We’ve documented in detail how the whole AT&T–>Time Warner–>Warner Brothers Discovery merger process has been a pointless mess, resulting in no limits of layoffs and damage to the underlying brands. What was supposed to be a gambit by these companies to dominate streaming TV, wound up being a very expensive act of seppuku by over-compensated executives clearly out of their depths.
With streaming subscription growth saturated, the market has been forced to get “creative” in order to feed Wall Street its expected quarterly returns. That has meant sagging quality control for streaming services like Max, and a steady parade of price hikes that generally haven’t been worth it.
Speaking on the company’s recent conference call, Time Warner Discovery executives are making it clear that all manner of new restrictions and price hikes are on the way, just in case you were looking forward to more of that sort of thing. Among them will be a crackdown on the diabolical “password sharing” the industry used to view as helpful free advertising:
“During the earnings call for parent company Warner Bros. Discovery (WBD) for its fiscal Q3 2024, which ended on September 30, WBD signaled that it’s gearing up to roll out its next strategy for growing streaming revenue—charging subscribers extra for sharing passwords—over the next few months. This will start with “very soft messaging” toward Max users before the crackdown intensifies in 2025 and 2026, WBD CFO Gunnar Wiedenfels said.

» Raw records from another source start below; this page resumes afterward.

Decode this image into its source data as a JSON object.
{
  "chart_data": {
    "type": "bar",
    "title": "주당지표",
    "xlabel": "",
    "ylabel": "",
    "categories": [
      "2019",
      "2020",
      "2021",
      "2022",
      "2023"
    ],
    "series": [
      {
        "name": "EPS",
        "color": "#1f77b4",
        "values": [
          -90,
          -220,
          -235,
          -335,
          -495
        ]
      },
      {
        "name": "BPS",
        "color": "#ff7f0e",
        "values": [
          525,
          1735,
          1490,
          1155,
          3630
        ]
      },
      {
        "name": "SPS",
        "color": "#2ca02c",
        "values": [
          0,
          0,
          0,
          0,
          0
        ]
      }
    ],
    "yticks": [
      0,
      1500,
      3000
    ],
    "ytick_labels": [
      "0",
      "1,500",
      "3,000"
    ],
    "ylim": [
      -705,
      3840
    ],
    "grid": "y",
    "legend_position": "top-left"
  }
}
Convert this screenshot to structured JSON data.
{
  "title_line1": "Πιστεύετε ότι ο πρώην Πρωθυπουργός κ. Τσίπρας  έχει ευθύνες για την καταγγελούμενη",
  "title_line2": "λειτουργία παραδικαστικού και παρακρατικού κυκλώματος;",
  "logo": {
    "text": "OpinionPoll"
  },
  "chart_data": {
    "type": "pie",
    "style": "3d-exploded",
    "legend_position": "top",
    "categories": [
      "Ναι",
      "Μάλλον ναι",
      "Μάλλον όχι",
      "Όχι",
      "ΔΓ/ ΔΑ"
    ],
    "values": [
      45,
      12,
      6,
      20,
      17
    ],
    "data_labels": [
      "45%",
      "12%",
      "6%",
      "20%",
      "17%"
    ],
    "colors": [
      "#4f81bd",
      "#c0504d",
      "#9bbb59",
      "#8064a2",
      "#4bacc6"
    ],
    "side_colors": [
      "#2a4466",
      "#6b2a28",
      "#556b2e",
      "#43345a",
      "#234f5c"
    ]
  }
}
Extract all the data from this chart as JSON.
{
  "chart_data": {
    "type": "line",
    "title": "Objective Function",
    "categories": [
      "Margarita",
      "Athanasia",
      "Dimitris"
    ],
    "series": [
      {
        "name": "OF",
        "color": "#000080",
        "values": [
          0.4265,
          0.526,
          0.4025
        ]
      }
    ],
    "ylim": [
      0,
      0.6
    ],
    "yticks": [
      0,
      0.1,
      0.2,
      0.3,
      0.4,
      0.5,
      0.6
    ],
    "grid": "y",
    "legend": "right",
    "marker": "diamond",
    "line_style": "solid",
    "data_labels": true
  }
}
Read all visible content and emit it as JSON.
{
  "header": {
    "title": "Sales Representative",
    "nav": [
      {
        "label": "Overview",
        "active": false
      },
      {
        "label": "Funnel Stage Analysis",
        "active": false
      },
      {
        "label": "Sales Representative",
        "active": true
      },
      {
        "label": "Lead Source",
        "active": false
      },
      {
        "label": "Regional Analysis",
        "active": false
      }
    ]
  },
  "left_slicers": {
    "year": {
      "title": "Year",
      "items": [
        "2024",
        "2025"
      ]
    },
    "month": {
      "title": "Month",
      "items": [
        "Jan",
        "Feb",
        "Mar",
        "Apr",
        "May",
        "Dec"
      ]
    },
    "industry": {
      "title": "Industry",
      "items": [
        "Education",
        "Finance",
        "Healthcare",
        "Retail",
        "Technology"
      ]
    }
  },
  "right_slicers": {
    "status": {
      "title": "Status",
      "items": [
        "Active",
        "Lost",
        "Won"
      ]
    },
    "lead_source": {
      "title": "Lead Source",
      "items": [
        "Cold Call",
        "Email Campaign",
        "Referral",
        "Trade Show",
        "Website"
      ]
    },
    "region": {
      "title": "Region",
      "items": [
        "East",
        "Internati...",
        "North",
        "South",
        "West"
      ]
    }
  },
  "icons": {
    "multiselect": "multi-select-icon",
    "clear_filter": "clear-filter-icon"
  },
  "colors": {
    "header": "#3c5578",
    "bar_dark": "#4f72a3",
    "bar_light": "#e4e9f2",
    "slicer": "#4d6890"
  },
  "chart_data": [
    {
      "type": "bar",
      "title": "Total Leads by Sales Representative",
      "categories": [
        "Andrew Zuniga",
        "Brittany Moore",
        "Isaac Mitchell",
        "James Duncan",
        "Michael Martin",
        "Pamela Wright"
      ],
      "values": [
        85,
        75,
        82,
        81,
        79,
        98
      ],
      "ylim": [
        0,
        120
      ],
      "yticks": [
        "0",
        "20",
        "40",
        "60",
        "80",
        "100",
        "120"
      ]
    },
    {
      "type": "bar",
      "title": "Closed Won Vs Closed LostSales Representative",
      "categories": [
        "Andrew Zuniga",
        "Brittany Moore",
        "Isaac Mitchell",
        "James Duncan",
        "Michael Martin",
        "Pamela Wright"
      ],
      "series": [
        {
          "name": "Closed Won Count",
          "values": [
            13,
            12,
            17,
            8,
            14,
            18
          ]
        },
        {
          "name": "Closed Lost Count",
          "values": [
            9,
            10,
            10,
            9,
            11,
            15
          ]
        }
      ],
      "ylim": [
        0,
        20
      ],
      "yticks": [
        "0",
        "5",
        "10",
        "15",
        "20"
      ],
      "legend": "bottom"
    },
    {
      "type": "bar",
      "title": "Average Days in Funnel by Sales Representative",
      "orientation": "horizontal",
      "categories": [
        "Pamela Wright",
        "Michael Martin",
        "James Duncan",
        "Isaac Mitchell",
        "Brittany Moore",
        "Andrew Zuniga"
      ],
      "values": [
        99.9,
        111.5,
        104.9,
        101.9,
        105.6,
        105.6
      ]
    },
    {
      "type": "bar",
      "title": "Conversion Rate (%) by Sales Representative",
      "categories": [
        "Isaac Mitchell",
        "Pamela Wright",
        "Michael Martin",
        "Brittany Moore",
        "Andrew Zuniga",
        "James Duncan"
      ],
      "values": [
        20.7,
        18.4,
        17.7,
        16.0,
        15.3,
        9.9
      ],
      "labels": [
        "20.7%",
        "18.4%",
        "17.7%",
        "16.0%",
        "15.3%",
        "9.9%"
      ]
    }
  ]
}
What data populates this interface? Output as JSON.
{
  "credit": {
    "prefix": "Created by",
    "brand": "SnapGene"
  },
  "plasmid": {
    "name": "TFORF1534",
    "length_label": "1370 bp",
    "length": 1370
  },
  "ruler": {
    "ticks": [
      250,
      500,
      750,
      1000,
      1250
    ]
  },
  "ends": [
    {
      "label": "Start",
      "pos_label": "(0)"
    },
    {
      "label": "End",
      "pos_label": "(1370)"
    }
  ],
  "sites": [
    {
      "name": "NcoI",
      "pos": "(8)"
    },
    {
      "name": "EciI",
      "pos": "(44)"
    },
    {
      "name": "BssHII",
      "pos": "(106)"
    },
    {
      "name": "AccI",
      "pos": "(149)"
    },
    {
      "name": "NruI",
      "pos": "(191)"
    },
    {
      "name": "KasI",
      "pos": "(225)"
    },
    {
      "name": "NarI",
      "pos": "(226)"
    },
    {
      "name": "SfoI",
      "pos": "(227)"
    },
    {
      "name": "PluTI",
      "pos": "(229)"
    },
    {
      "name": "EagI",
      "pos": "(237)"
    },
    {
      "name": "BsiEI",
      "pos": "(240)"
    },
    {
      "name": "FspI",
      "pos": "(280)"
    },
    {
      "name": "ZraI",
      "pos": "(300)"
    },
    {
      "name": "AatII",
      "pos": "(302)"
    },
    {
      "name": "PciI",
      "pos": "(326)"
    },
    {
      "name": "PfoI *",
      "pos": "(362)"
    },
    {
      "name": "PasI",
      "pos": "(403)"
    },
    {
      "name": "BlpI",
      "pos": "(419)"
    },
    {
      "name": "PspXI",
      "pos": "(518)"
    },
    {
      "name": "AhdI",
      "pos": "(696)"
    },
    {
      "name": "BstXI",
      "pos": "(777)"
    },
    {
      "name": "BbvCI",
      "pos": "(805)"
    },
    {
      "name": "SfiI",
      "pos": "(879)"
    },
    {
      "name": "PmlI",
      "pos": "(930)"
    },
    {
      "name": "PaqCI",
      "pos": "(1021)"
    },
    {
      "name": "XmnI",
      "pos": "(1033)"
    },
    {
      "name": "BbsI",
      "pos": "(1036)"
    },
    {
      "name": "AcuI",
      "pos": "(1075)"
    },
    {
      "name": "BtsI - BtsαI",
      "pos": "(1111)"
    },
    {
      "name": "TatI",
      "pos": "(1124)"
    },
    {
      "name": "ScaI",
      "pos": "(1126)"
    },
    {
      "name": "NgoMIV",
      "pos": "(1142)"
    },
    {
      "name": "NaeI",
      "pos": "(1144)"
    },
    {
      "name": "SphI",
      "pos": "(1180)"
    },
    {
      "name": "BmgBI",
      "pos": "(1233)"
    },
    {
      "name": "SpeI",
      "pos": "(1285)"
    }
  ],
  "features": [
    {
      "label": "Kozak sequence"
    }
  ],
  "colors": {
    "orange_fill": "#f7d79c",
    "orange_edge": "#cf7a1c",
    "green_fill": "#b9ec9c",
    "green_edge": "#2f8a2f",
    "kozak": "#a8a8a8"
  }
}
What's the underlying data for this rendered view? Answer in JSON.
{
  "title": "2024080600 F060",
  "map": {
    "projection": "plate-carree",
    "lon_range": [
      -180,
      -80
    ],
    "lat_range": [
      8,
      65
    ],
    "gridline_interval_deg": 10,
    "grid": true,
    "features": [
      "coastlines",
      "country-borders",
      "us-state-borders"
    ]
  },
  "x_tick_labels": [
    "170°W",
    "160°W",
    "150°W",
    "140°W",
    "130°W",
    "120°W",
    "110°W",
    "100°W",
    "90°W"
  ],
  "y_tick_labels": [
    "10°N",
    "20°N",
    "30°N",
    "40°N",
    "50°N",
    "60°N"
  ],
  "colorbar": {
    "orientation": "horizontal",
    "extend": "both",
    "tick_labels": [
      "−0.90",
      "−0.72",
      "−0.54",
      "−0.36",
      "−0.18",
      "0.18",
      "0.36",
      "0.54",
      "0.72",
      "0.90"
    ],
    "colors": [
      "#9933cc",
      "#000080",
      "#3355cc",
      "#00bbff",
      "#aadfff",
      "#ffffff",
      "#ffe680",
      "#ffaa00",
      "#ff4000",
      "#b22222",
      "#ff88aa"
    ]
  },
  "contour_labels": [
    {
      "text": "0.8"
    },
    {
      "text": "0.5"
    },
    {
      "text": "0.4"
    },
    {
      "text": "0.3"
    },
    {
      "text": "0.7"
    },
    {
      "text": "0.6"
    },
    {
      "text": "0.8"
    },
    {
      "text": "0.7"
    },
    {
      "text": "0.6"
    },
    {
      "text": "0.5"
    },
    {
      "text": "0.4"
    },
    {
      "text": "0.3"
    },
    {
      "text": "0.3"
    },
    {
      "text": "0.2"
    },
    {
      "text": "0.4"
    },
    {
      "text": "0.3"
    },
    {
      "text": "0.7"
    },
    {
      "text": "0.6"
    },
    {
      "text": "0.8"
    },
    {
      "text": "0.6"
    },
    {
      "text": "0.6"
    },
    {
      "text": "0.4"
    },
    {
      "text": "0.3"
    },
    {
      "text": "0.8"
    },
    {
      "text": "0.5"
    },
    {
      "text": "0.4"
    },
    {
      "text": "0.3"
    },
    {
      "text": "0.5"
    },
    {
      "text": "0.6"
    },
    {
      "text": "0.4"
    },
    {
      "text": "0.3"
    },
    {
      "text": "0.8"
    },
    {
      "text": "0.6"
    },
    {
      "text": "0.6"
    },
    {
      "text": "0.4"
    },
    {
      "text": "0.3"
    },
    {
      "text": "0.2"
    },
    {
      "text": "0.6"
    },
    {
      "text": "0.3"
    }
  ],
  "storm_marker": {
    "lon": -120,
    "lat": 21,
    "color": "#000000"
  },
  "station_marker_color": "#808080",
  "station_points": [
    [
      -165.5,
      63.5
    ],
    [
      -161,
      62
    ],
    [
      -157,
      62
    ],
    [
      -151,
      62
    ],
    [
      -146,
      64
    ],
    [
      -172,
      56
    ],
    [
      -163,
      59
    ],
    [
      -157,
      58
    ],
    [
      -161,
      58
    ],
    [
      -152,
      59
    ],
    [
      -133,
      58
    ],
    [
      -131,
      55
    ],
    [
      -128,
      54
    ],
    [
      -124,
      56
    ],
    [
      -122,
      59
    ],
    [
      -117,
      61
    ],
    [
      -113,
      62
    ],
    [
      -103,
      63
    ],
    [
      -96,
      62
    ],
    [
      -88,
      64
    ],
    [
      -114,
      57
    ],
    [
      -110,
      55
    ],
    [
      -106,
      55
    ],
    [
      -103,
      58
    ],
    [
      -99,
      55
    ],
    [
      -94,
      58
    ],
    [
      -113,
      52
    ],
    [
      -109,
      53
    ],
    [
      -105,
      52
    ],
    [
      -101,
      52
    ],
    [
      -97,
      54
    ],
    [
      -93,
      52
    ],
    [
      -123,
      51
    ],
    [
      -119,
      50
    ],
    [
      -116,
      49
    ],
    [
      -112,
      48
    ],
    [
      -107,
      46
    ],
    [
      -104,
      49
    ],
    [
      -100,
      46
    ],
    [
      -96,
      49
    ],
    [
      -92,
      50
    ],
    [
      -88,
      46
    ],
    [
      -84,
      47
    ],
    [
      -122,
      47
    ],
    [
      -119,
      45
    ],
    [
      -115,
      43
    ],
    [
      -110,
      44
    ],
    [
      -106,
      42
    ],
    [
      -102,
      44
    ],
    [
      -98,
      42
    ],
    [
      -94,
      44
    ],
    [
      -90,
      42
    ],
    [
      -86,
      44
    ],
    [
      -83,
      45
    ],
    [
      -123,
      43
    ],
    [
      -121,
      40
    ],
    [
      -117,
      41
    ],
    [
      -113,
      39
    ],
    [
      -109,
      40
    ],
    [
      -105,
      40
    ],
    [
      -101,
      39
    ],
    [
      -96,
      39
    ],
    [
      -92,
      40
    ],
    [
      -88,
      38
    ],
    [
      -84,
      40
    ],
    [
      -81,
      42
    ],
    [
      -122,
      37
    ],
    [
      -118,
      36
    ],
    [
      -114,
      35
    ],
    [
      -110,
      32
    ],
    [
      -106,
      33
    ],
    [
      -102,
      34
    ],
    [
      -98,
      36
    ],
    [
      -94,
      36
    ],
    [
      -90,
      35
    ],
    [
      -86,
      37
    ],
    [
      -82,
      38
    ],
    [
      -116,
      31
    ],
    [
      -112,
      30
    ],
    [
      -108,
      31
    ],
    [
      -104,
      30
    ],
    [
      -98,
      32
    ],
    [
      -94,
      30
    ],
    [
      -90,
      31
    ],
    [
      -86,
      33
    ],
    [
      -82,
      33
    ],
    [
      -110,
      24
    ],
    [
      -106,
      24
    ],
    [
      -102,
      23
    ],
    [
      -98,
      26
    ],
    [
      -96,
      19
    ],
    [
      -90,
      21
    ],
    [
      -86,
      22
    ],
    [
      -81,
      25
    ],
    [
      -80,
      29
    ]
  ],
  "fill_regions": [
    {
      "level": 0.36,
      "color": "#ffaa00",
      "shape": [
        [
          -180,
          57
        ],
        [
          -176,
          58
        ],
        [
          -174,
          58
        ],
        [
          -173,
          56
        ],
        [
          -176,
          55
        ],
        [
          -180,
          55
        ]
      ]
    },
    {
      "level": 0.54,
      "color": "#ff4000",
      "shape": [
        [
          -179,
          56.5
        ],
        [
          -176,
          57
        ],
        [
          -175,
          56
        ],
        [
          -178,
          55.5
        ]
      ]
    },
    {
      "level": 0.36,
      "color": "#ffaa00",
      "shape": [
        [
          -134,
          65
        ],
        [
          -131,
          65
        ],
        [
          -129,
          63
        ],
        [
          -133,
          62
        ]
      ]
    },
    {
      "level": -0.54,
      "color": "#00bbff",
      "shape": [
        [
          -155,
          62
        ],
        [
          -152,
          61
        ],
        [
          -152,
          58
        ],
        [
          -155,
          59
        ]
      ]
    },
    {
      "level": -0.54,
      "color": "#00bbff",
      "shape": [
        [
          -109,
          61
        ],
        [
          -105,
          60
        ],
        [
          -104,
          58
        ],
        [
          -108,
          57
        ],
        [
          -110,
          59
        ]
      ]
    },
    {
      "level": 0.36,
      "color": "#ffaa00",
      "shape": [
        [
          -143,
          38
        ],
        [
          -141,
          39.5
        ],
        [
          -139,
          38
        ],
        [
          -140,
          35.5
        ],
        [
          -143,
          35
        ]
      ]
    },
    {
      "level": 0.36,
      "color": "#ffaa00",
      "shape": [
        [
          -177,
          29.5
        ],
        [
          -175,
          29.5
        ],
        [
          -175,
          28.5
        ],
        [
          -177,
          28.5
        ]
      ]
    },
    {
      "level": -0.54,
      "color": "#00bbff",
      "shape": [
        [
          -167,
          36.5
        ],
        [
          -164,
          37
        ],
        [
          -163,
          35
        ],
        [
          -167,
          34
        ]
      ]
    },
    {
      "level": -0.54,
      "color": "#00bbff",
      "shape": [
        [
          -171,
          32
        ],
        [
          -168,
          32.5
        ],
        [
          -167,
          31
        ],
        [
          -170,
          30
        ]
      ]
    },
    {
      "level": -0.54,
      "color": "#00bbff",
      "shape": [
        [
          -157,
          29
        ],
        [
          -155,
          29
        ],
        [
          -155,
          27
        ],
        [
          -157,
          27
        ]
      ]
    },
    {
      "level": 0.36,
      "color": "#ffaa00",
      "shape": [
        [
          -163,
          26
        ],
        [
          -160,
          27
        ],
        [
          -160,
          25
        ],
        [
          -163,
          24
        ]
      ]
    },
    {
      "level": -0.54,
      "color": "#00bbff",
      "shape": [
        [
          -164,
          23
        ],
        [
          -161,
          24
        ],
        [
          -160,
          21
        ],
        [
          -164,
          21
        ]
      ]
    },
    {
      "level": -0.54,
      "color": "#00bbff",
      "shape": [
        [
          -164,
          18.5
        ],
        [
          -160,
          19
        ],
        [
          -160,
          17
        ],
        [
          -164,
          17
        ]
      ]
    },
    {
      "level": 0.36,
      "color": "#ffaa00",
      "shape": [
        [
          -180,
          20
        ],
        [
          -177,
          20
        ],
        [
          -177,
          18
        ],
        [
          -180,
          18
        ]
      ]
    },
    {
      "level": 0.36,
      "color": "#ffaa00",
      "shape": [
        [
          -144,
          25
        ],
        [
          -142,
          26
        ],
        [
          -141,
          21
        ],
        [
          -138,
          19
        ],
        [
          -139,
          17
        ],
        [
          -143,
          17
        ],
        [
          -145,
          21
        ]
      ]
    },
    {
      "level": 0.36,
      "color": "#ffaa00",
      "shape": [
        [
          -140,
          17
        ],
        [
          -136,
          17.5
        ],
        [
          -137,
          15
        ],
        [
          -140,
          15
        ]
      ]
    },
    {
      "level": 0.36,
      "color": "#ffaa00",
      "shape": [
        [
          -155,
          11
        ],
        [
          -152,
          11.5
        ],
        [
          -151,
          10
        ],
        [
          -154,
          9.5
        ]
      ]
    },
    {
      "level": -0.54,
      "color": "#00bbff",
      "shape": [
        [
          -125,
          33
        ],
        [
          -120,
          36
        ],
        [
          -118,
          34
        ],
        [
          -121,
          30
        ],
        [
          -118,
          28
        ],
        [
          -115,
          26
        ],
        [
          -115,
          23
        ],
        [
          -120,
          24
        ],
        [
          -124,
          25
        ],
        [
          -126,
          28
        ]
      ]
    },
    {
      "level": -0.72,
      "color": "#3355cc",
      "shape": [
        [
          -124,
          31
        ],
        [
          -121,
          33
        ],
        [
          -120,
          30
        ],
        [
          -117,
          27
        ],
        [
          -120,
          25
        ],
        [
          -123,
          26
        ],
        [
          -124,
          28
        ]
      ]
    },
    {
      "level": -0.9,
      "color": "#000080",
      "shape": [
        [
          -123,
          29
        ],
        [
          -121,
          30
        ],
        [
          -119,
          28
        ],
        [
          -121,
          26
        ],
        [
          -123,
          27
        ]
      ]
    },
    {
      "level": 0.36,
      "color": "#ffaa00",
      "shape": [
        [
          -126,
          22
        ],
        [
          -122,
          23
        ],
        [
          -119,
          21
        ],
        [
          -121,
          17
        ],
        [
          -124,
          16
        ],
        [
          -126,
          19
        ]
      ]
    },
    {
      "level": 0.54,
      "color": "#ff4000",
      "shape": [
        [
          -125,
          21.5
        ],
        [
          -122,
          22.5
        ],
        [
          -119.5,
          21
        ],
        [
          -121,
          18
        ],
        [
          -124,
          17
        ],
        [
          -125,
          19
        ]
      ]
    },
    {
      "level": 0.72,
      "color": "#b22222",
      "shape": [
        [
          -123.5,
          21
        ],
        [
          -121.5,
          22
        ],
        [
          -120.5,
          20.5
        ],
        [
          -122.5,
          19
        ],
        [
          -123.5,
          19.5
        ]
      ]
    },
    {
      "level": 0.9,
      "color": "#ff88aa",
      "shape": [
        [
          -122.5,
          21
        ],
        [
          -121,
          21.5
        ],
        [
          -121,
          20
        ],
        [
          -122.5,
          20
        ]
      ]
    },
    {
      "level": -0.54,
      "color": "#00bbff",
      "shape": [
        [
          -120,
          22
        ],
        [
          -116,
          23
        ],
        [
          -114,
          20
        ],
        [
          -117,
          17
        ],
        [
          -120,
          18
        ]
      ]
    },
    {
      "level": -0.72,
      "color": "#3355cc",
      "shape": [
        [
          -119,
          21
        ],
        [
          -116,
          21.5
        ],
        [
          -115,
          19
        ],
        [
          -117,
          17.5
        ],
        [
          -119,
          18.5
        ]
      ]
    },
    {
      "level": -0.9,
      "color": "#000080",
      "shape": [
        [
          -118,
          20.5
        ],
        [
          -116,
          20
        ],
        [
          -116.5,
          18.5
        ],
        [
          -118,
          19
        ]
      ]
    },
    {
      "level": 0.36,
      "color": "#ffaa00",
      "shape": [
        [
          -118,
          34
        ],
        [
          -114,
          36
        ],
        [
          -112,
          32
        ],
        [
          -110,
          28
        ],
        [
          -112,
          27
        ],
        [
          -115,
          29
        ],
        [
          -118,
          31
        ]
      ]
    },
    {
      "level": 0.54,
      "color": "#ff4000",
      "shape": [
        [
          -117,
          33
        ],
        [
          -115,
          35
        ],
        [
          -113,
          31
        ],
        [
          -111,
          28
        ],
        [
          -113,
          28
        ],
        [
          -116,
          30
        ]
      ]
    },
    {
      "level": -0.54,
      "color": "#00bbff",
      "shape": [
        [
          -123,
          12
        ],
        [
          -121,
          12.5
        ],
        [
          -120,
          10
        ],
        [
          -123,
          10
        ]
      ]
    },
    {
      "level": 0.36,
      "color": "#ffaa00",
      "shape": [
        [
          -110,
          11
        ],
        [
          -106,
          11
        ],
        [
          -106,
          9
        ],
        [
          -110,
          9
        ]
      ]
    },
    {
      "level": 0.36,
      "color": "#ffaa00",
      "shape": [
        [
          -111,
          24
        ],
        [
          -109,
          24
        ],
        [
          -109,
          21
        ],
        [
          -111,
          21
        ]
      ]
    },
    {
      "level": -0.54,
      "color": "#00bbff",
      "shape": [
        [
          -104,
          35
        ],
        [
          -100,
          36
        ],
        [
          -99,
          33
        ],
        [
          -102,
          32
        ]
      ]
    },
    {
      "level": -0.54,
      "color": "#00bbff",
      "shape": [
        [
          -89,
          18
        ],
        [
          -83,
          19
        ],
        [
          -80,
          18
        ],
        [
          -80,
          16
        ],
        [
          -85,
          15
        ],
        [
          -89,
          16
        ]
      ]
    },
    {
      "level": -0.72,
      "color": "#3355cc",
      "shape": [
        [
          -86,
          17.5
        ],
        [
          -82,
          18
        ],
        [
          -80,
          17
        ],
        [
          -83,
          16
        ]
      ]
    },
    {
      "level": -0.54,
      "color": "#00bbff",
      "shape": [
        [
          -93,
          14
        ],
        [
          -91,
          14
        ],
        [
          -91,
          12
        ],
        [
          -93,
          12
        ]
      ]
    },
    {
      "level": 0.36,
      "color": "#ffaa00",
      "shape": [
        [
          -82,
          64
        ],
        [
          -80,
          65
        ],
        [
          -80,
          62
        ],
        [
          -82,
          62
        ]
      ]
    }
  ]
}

Wiedenfels admitted that on their own, password crackdowns are “a form of price rises.”
Executives say they’re also exploring, like Amazon, steadily increasing the number of ads paying customers see. And they will, of course, just be rising prices steadily until they see a mass exodus of subscribers:
“WBD also hinted at potential price hikes for Max today. During the earnings call, JB Perrette, WBD’s CEO and president of global streaming and games, noted that although Max has raised US subscription prices twice in the past two years, WBD believes it can get away with even higher prices: “We think the premium nature of our product in particular lends us to be – to have a fair amount of room to continue to push price.”
Except the “premium nature” of the product doesn’t exist anymore. Any cachet enjoyed from the HBO brand has largely been killed off thanks to executives’ prioritization of lower-quality reality TV dreck as they pursue lowest common denominator engagement bait at scale. There’s still occasionally good art on Max; but the heyday of HBO as a prestige production empire is long, long dead.
Meanwhile the kind of things that customers actually want (lower prices, better quality, better customer service) cost money and erode those sweet quarterly returns. The kinds of things customers and labor don’t want (price hikes, sagging quality, layoffs, weird new restrictions on access) are where the current growth and revenue boosting resides. So guess what you’re going to get.
It’s not enough for a publicly traded company to provide an affordable product that people really like. That doesn’t achieve exponential, impossible growth. To get that (or the illusion of that) requires a certain aggressive creativity. And if streaming can’t obtain it via annoying price hikes and restrictions, as Time Warner Discovery CEO David Zaslav has made clear, they’ll achieve it with pointless new harmful mergers under Trump. These folks insist they’re just engaging in the cold calculus of cost efficiency, but you’ll notice that excessive and unwarranted executive compensation somehow always avoids scrutiny.
Again, I suspect what’s next for the industry is a whole bunch more consolidation and mergers to try and minimize any serious price competition and to nab tax breaks. From there I suspect you’ll start seeing a greater fixation on finding creative new ways to “reduce churn,” which will likely (now that the FTC will be lobotomized under Trump) include complicated new tricks to make cancelling services more difficult.
When customers inevitably revolt and flock back to piracy (which is already starting to happen), execs will freak out and blame everyone but themselves for the trend (VPNs! Generational entitlement! The wokes!), and the innovation and disruption cycle will repeat itself all over again.